Il cognato del boss Ciro Rinaldi scagionato dal Riesame, inchiesta in bilico: a nulla sono valse le ricostruzioni fornite dai collaboratori di giustizia Umberto D’Amico, Luigi Gallo e Tommaso Schisa
di Luigi Nicolosi
Ben tre collaboratori di giustizia non sono bastati a inchiodare il ras di San Giovanni a Teduccio, Ciro Grassia, all’accusa di associazione mafiosa. Uomo di massima fiducia, nonché cognato, del capoclan ergastolano Ciro Rinaldi “mauè”, il 57enne è stato “graziato” dal tribunale del Riesame, che a sorpresa ha deciso di annullare l’ordinanza di custodia cautelare in carcere dalla quale era stato raggiunto, insieme ad altre trentasei persone, lo scorso 17 maggio.
Sulla testa di Ciro Grassia pendeva sulla carta un’imputazione di assoluta consistenza: essere una delle figure di vertice del cartello camorristico Rinaldi-Reale-Formicola. In sede di Riesame si sono però rivelate vincenti le argomentazioni portate avanti in aula dal suo difensore, l’avvocato Nicola Pomponio, il quale ha sostenuto e dimostrato il carattere di genericità delle dichiarazioni rese dai pentiti Luigi Gallo, Tommaso Schisa e, ultimo in ordine di tempo ma non certo di importanza, Umberto D’Amico “’o lione”. Tutti e tre collocavano infatti Grassia nel ponte di comando della temibile cosca di Napoli Est, ma nessuno di loro è stato fin qui in grado di spiegare con quali ruoli e incarichi. La difesa ha inoltre contestato la stessa esistenza di un clan a tre teste, come ipotizzato invece dagli inquirenti della Dda partenopea.

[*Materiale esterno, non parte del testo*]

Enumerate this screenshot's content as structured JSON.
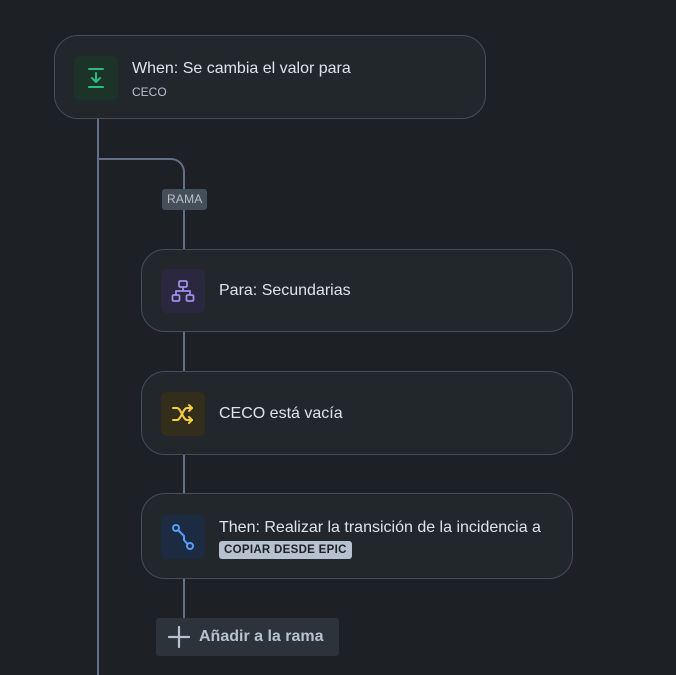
{
  "trigger": {
    "title": "When: Se cambia el valor para",
    "subtitle": "CECO",
    "icon": "download-arrow-icon",
    "accent": "#2abb7f"
  },
  "branch": {
    "badge": "RAMA",
    "steps": [
      {
        "title": "Para: Secundarias",
        "icon": "hierarchy-icon",
        "accent": "#9f8fef"
      },
      {
        "title": "CECO está vacía",
        "icon": "shuffle-icon",
        "accent": "#f5cd47"
      },
      {
        "title": "Then: Realizar la transición de la incidencia a",
        "lozenge": "COPIAR DESDE EPIC",
        "icon": "transition-icon",
        "accent": "#579dff"
      }
    ],
    "add_label": "Añadir a la rama"
  },
  "colors": {
    "background": "#1d2125",
    "card": "#22272b",
    "card_border": "#454f59",
    "connector": "#626f86"
  }
}
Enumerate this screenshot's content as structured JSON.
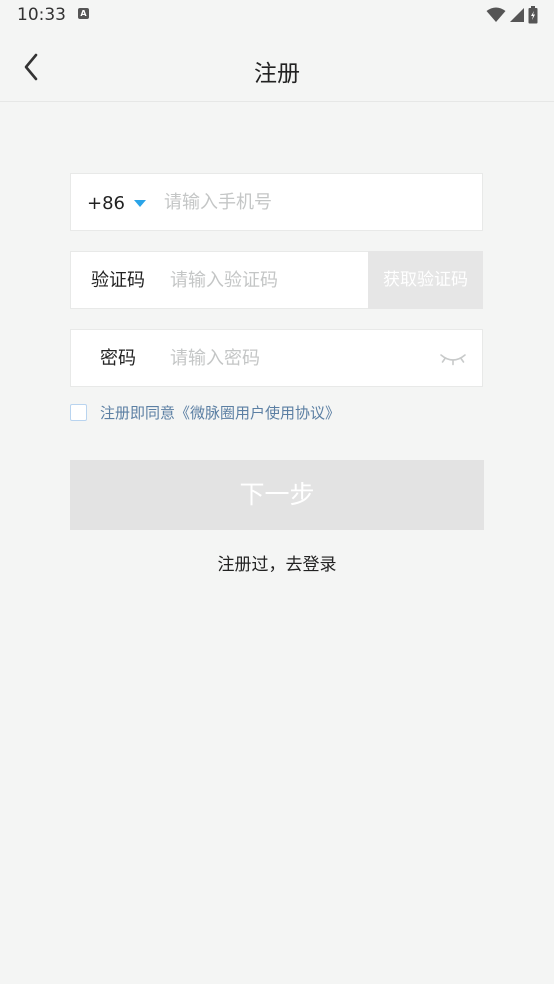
{
  "status_bar": {
    "time": "10:33",
    "notification_icon": "accessibility-a-icon",
    "icons": [
      "wifi-icon",
      "signal-icon",
      "battery-icon"
    ]
  },
  "header": {
    "title": "注册",
    "back_icon": "chevron-left-icon"
  },
  "form": {
    "phone": {
      "country_code": "+86",
      "placeholder": "请输入手机号",
      "value": ""
    },
    "code": {
      "label": "验证码",
      "placeholder": "请输入验证码",
      "value": "",
      "get_code_label": "获取验证码"
    },
    "password": {
      "label": "密码",
      "placeholder": "请输入密码",
      "value": "",
      "visibility_icon": "eye-closed-icon"
    },
    "agreement": {
      "prefix": "注册即同意",
      "link": "《微脉圈用户使用协议》",
      "checked": false
    }
  },
  "actions": {
    "next_label": "下一步",
    "login_link": "注册过，去登录"
  },
  "colors": {
    "background": "#f4f5f4",
    "accent": "#2aa4e8",
    "link": "#5b7fa3",
    "disabled_button": "#e3e3e3",
    "placeholder": "#c4c6c6"
  }
}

Preso atto della fragilità del quadro indiziario, i giudici della dodicesima sezione del Riesame non hanno dunque potuto far altro che annullare il provvedimento di custodia cautelare. Il cognato del boss Rinaldi resta a questo punto detenuto solo per una condanna definitiva a 5 anni per estorsione. Per l’ipotesi di una scarcerazione diventa a questo punto tutt’altro che remota. Ieri era stato invece il turno di un altro pezzo da novanta della malavita di San Giovanni a Teduccio, il capopiazza Salvatore Nurcaro “’o cacciuttolo”, obiettivo dell’agguato in cui rimase ferita la piccola Noemi, il quale è stato “scarcerato” in quanto già sotto processo con lo stesso materiale indiziario riportato nell’ordinanza eseguita a metà dello scorso mese. Un’inchiesta, quella che ha portato a quasi quaranta arresti, che udienza dopo udienza sembra però sempre più in bilico.